Attention may well be one of the
single most complex elements of human cognition. Like the young pupils
described by Maria Edgeworth in her comprehensive study of attention in an
educational environment, how, exactly, can any person selectively apply their
attention to the plethora of stimuli present throughout our world, and
successfully manage to not become desperately overwhelmed by the prospect of
retaining or benefiting from any single observation? This perplexing inquiry
relates poignantly to the timeless philosophical query of “whether attention
was directed voluntarily or involuntarily towards objects and events” (P &
J, 4). Through several anecdotes offered on the matter, each one framing the
discussion in a slightly different setting, Edgeworth seems to suggest that
these are not mutually exclusive options for the mysterious function of
attention as it pertains to the larger issue of human cognition. On the one
hand, passively strolling through space and time, seemingly oblivious to one’s
surroundings, and only occasionally noting peculiar or exceptional instances,
and largely by chance, at that, a person could be said to be engaged in
involuntarily attention. On the other, a person might be said to be
participating in a voluntary use of attention, conscientiously taking in every
detail (or as many as possible given the circumstances) with a concerted effort
directed towards the accumulation of useful and advantageous discoveries of the
world within which we exist. While this may have seemed to philosophers, at
some point in human history, as a logical and, furthermore, necessary
distinction, it seems to be Edgeworth’s stance on the matter that this
divergence in behavior and cognitive activity are more accurately described as
stages of one’s educational development, as opposed merely to representing
one’s cognitive type or individualism.
In discussing the most appropriate
manner with which to educate a student on new material, Edgeworth mentions the
important distinction between the perspective of an educator and that of a
pupil. One must not forget that a child learning something for the first time
is seeing the topic of focus in a fundamentally different way from the
instructor who likely knows the contents of the lesson like the back of her
hand. As Edgeworth informs us, “we often expect, that those whom we are
teaching should know some things intuitively, because these may have been so
long known to us that we forget how we learned them” (E, 3). That is not to say
that, through time and exposure, our reliance on attention is at all
diminished. Nor is it fair to conclude that the student requires the use of any
more or less attention than the teacher to accomplish the same task. Rather,
the student is simply in a different, and much earlier, stage of applying
attention to the task at hand, and, in turn, is also at an infant stage of
interpreting the data collected by the attention that has been invested in said
task. A teacher may have forgotten how she has come to know so well something so
complicated, and she may, as a result, view a student’s difficulty to
grasp the subject matter as a failure to apply the requisite attention, but it
is, in actuality, the same amount of attention being applied by both parties
(assuming a standard of commitment and initiative on behalf of both, but
especially on the pupil). It seems to be different, and drastically so at that,
due to the simple explanation that repetition, rather than diminishing the
necessary attention invested into a given task, simply deceives the
practitioner into feeling as though less attention is required. In reality, the
same level of attention is applied to the task for both teacher and student,
although it has, through innumerable reiteration, become second nature to the
educator, while it remains a mystifying puzzle to the pupil, due to an utter lack
of contact with the material in question.

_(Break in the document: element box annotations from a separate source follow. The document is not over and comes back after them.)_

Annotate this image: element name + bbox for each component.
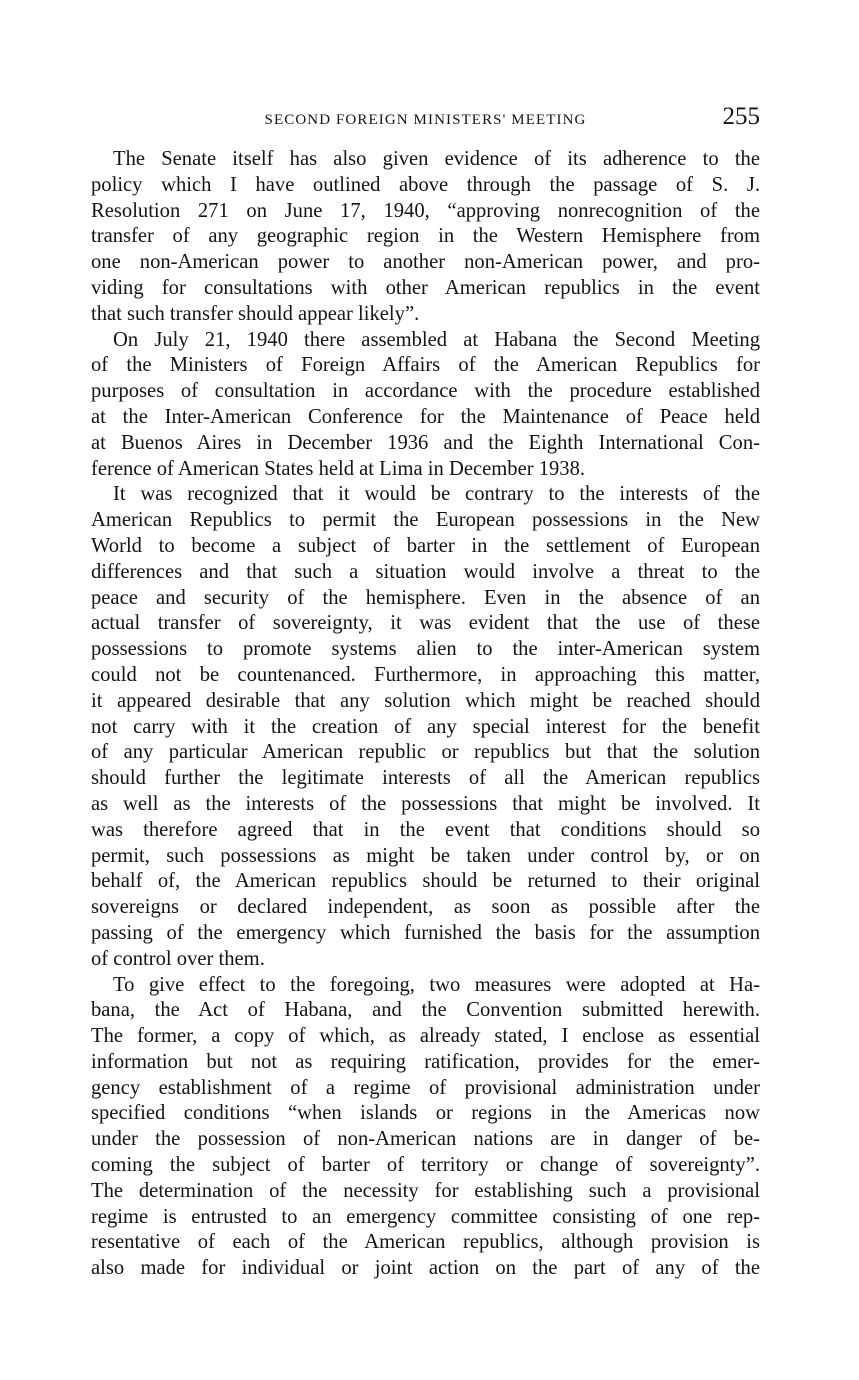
paragraph-habana-meeting (91, 328, 760, 483)
paragraph-measures-adopted (91, 973, 760, 1283)
text-line: American Republics to permit the European possessions in the New (91, 509, 760, 532)
text-line: transfer of any geographic region in the Western Hemisphere from (91, 225, 760, 248)
text-line: at the Inter-American Conference for the Maintenance of Peace held (91, 405, 760, 428)
paragraph-possessions (91, 482, 760, 972)
text-line: The determination of the necessity for establishing such a provisional (91, 1179, 760, 1202)
text-line: was therefore agreed that in the event that conditions should so (91, 818, 760, 841)
text-line: that such transfer should appear likely”. (91, 302, 420, 325)
text-line: as well as the interests of the possessions that might be involved. It (91, 792, 760, 815)
text-line: peace and security of the hemisphere. Even in the absence of an (91, 586, 760, 609)
text-line: On July 21, 1940 there assembled at Habana the Second Meeting (113, 328, 760, 351)
text-line: passing of the emergency which furnished the basis for the assumption (91, 921, 760, 944)
text-line: of any particular American republic or republics but that the solution (91, 741, 760, 764)
text-line: could not be countenanced. Furthermore, in approaching this matter, (91, 663, 760, 686)
text-line: of control over them. (91, 947, 265, 970)
text-line: it appeared desirable that any solution which might be reached should (91, 689, 760, 712)
text-line: also made for individual or joint action on the part of any of the (91, 1257, 760, 1280)
text-line: policy which I have outlined above through the passage of S. J. (91, 173, 760, 196)
text-line: behalf of, the American republics should be returned to their original (91, 870, 760, 893)
running-title: SECOND FOREIGN MINISTERS' MEETING (264, 112, 587, 128)
text-line: should further the legitimate interests of all the American republics (91, 767, 760, 790)
text-line: actual transfer of sovereignty, it was evident that the use of these (91, 612, 760, 635)
text-line: purposes of consultation in accordance with the procedure established (91, 380, 760, 403)
body-text (91, 147, 760, 1282)
text-line: possessions to promote systems alien to the inter-American system (91, 638, 760, 661)
text-line: The former, a copy of which, as already stated, I enclose as essential (91, 1025, 760, 1048)
text-line: Resolution 271 on June 17, 1940, “approving nonrecognition of the (91, 199, 760, 222)
text-line: gency establishment of a regime of provisional administration under (91, 1076, 760, 1099)
text-line: under the possession of non-American nations are in danger of be- (91, 1128, 760, 1151)
text-line: The Senate itself has also given evidence of its adherence to the (113, 148, 760, 170)
text-line: bana, the Act of Habana, and the Convention submitted herewith. (91, 999, 760, 1022)
text-line: regime is entrusted to an emergency committee consisting of one rep- (91, 1205, 760, 1228)
text-line: information but not as requiring ratification, provides for the emer- (91, 1050, 760, 1073)
text-line: at Buenos Aires in December 1936 and the Eighth International Con- (91, 431, 760, 454)
text-line: World to become a subject of barter in the settlement of European (91, 534, 760, 557)
running-header (91, 102, 760, 136)
text-line: specified conditions “when islands or regions in the Americas now (91, 1102, 760, 1125)
text-line: sovereigns or declared independent, as soon as possible after the (91, 896, 760, 919)
text-line: To give effect to the foregoing, two measures were adopted at Ha- (113, 973, 760, 996)
text-line: ference of American States held at Lima in December 1938. (91, 457, 586, 480)
page-number: 255 (722, 103, 760, 130)
text-line: one non-American power to another non-American power, and pro- (91, 251, 760, 274)
text-line: permit, such possessions as might be taken under control by, or on (91, 844, 760, 867)
text-line: It was recognized that it would be contrary to the interests of the (113, 483, 760, 506)
text-line: coming the subject of barter of territory or change of sovereignty”. (91, 1154, 760, 1177)
paragraph-senate (91, 147, 760, 328)
text-line: of the Ministers of Foreign Affairs of the American Republics for (91, 354, 760, 377)
text-line: viding for consultations with other American republics in the event (91, 276, 760, 299)
text-line: not carry with it the creation of any special interest for the benefit (91, 715, 760, 738)
text-line: differences and that such a situation would involve a threat to the (91, 560, 760, 583)
text-line: resentative of each of the American republics, although provision is (91, 1231, 760, 1254)
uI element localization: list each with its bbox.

This is really interesting -- to distinguish between different kinds of attention, rather than different levels/amounts. A student might be slow picking up on a topic because he or she is applying the wrong kind of attention, rather than not attending "closely enough." It makes sense introspectively: I can think of dozens of instances when I've been trying really hard to pay attention to something but have been unable to pick up on the concept, despite the best reciprocal efforts of a teacher/friend. This could explain why approaching from another angle or shifting gears often helps in these situations. I wonder, though, how we could ever define different "types" of attention?
ReplyDeleteYour comment about different kinds of attention is right on point; it's an ongoing debate in the field. It's now agreed that we need to bring different kinds--or more, *modes*--of attention to different tasks.
ReplyDeleteSome activities require us to focus in on a single set of objects and filter out the rest. Others, like the attention of a soldier asked to stand guard, require him/her to sustain a constant wide-ranging vigilance to minute changes in the environment. Focusing in a single thing, here, is a dangerous form of distraction.
I really like this section, where you (again) hit a central question, both for those of the 18thC and for scientists today: "how, exactly, can any person selectively apply their attention to the plethora of stimuli present throughout our world, and successfully manage to not become desperately overwhelmed by the prospect of retaining or benefiting from any single observation?" An excellent quote you chose from P&J re: “whether attention was directed voluntarily or involuntarily towards objects and events."
How are both of these related to the dynamic you describe (via Edgeworth) between teacher and student, in which certain repeated objects of attention have become easy leading the teacher to forget their difficulty on first pass? How might you apply this idea to Tristram Shandy? Does this idea about repeated attention in Edgeworth, or the earlier interplay you described between spontaneous and directed focus via Proctor and Johnson offer you any new insights re: Swift and his Laputans?